Rev Bras Ortop. 2009 Jan; 44(6): 504–507

THE INFLUENCE OF THE SURGICAL APPROACH CONCERNING DISLOCATION IN TOTAL HIP ARTHROPLASTY

José Ricardo Negreiros Vicente,1,* André Fernandes Pires,2 Bruno Takasaki Lee,2 Marcos Camargo Leonhardt,3 Leandro Ejnisman,4 and Alberto Tesconi Croci5
Hip

Objectives: Our primary aim was to evaluate the occurrence of dislocation of non-cemented total hip arthroplasty, when using the posterior and the direct lateral approaches. Methods: We performed a comparative retrospective study with 232 patients submitted to non-cemented total hip arthroplasty, due to the diagnosis of primary or secondary osteoarthritis. The posterior approach was used in 105 patients while direct lateral approach was used in 127 patients. There was only one prosthesis model and the same rehabilitation program and post-operative care was used for all patients.

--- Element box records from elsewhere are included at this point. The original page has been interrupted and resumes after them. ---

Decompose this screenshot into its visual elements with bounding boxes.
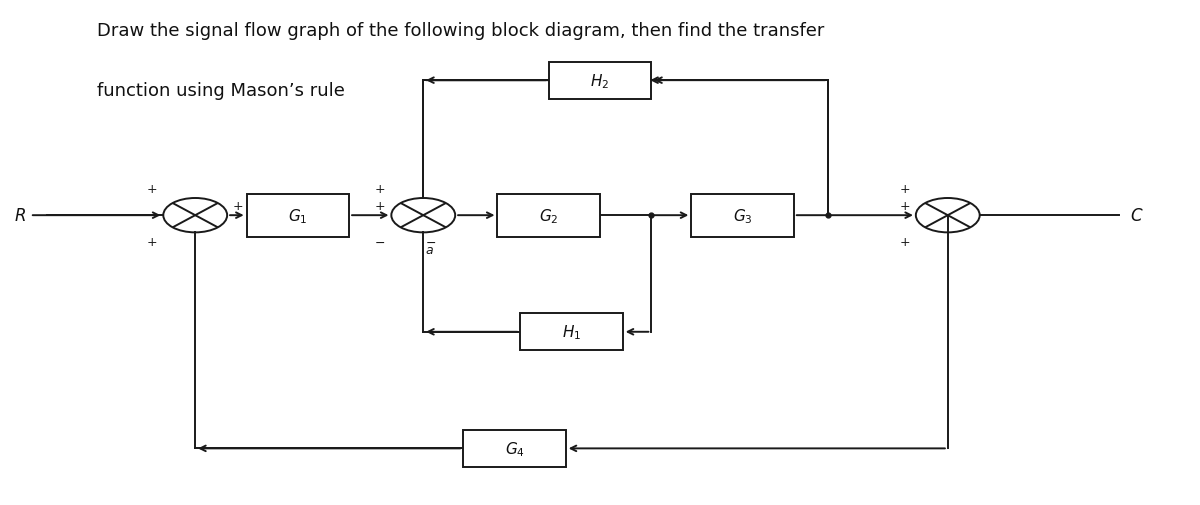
Text: $H_1$: $H_1$ xyxy=(562,323,581,341)
Bar xyxy=(548,63,652,99)
Bar xyxy=(497,194,600,237)
Text: $G_4$: $G_4$ xyxy=(504,439,524,458)
Text: $C$: $C$ xyxy=(1130,207,1144,225)
Text: $a$: $a$ xyxy=(425,244,433,257)
Bar xyxy=(691,194,794,237)
Text: +: + xyxy=(376,199,385,213)
Text: function using Mason’s rule: function using Mason’s rule xyxy=(97,82,346,99)
Text: $G_1$: $G_1$ xyxy=(288,207,307,225)
Text: +: + xyxy=(146,236,157,249)
Text: $H_2$: $H_2$ xyxy=(590,72,610,90)
Text: $G_3$: $G_3$ xyxy=(733,207,752,225)
Text: +: + xyxy=(146,183,157,195)
Text: +: + xyxy=(900,183,910,195)
Text: +: + xyxy=(233,199,244,213)
Bar xyxy=(246,194,349,237)
Text: $R$: $R$ xyxy=(14,207,26,225)
Text: −: − xyxy=(376,236,385,249)
Text: +: + xyxy=(900,236,910,249)
Bar xyxy=(520,314,623,350)
Text: Draw the signal flow graph of the following block diagram, then find the transfe: Draw the signal flow graph of the follow… xyxy=(97,22,824,39)
Text: $G_2$: $G_2$ xyxy=(539,207,558,225)
Bar xyxy=(463,430,565,467)
Text: −: − xyxy=(426,236,436,249)
Text: +: + xyxy=(900,199,910,213)
Text: +: + xyxy=(376,183,385,195)
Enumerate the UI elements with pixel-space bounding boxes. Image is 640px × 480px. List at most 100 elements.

We checked the occurrence of dislocation, the acetabular positioning and also the size of the components. Results: There was only one case of dislocation, treated with closed reduction successfully. This was a 47 year-old female, submitted to direct lateral approach. The mean follow-up time for both groups was 23.7 months, ranging from six to 42 months. Conclusion: The authors conclude that the prevalence of total hip arthroplasty dislocation is similar for both approaches, and educational measures besides the use of a higher femoral offset seem to reduce the risk of this complication.